If you are running a Linux server that don’t have rebootless kernel patching like KernelCare or Canonical Livepatch then chances are you are running an out of date kernel. And that is understandable because keep tracking of new kernels and rebooting your servers isn’t fun. But Nagios can do that job for you, or at least the part of looking for a new kernel, and then notify you of when it’s time to reboot! That way you don’t have to worry about being vulnerable to known kernel exploits just because you haven’t rebooted your server.
In this guide I will assume you already have a working Nagios server and you know how to use NRPE. If you don’t have that I recommend you follow this guide from Digital Ocean that will show you how to set it up.
First you need to install the package needrestart on all the servers you want to check.
# For Centos/Fedora yum install needrestart # For Ubuntu/Debian apt install needrestart
You can then just run needrestart and see what it finds.
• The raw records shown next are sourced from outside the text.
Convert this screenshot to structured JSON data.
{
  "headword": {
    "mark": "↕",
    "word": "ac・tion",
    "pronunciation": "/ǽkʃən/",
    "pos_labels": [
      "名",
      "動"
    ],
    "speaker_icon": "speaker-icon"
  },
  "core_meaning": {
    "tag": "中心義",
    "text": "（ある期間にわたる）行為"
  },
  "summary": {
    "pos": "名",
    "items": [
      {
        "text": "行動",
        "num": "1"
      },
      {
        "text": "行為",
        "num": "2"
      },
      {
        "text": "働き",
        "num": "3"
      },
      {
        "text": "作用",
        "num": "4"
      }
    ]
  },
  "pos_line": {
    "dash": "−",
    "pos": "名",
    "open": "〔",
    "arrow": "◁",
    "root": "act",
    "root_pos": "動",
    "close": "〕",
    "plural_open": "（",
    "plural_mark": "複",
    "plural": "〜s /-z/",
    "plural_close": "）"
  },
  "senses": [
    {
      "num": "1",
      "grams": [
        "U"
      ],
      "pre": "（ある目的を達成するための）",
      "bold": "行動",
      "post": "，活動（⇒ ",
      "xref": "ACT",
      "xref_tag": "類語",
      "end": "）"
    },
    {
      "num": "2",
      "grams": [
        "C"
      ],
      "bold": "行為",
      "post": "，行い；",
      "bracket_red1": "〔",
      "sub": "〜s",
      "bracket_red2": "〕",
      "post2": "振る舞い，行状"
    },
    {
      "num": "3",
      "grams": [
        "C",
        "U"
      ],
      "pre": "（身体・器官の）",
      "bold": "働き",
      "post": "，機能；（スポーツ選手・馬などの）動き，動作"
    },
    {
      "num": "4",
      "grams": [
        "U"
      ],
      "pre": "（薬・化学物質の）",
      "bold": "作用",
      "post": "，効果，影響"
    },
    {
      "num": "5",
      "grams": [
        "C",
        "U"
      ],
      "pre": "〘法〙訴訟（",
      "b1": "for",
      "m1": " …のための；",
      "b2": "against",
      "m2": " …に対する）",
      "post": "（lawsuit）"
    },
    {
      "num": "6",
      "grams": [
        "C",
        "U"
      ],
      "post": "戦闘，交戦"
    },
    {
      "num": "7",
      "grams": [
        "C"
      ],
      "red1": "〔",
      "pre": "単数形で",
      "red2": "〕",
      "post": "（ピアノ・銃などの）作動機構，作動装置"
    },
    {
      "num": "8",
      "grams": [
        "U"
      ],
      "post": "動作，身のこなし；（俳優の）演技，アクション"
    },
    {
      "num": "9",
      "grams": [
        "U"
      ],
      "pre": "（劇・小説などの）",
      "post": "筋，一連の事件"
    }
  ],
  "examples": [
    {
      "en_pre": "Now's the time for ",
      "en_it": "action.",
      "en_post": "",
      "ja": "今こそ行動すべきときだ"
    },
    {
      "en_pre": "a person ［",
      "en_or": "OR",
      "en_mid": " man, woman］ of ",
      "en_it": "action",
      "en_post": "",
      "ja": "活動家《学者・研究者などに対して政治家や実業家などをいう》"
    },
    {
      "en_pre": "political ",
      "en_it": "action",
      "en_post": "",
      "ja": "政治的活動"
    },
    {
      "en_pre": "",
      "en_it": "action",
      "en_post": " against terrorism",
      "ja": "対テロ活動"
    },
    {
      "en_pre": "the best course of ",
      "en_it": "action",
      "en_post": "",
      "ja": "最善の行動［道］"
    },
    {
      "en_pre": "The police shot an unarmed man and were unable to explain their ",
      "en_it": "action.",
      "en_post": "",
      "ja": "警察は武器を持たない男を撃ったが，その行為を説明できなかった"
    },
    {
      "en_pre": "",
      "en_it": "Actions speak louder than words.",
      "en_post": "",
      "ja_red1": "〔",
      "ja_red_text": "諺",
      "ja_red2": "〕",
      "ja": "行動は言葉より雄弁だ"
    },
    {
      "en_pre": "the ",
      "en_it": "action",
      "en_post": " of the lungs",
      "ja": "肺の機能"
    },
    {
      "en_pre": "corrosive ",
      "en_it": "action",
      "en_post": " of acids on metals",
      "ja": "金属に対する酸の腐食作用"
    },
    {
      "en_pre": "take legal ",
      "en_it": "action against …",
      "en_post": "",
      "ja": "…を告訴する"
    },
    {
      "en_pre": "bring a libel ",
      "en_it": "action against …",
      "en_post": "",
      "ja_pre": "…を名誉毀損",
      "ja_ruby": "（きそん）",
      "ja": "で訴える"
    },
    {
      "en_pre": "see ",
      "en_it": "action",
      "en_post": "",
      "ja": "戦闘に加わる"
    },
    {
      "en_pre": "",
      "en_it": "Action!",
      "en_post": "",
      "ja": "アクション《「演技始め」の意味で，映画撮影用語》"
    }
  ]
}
For me it doesn’t find anything since I’ve already fixed all the problems I had.
[~]# needrestart Scanning processes... Scanning processor microcode... Scanning linux images... Running kernel seems to be up-to-date. Failed to check for processor microcode upgrades. No services need to be restarted. No containers need to be restarted. No user sessions are running outdated binaries.
The microcode check unfortunately has a bug on CentOS, you can read more about it here.
If you run needrestart with the -h flag you will see it has a built in feature to format the output for Nagios using the -p flag. You can also choose to only check the kernel, libraries or microcode. I made this into three different NRPE checks by adding this to my NRPE-configuration.
command[check_kernel]=sudo /usr/sbin/needrestart -p -k command[check_microcode]=sudo /usr/sbin/needrestart -p -w command[check_libraries]=sudo /usr/sbin/needrestart -p -l
You can now add these checks on your Nagios server, this is how I added it.
define service {
use generic-service-daily
hostgroup_name needrestart
service_description Kernel
check_command check_nrpe!check_kernel
}
define service {
use generic-service-daily
hostgroup_name needrestart
service_description Updated Libraries
check_command check_nrpe!check_libraries
}
define service {
use generic-service-daily
hostgroup_name needrestart
service_description Microcode
check_command check_nrpe!check_microcode
}
As you can see I created a hostgroup named needrestart. To add all three checks to one server I now only need to add the needrestart hostgroup to that server, just don’t forget to define the hostgroup.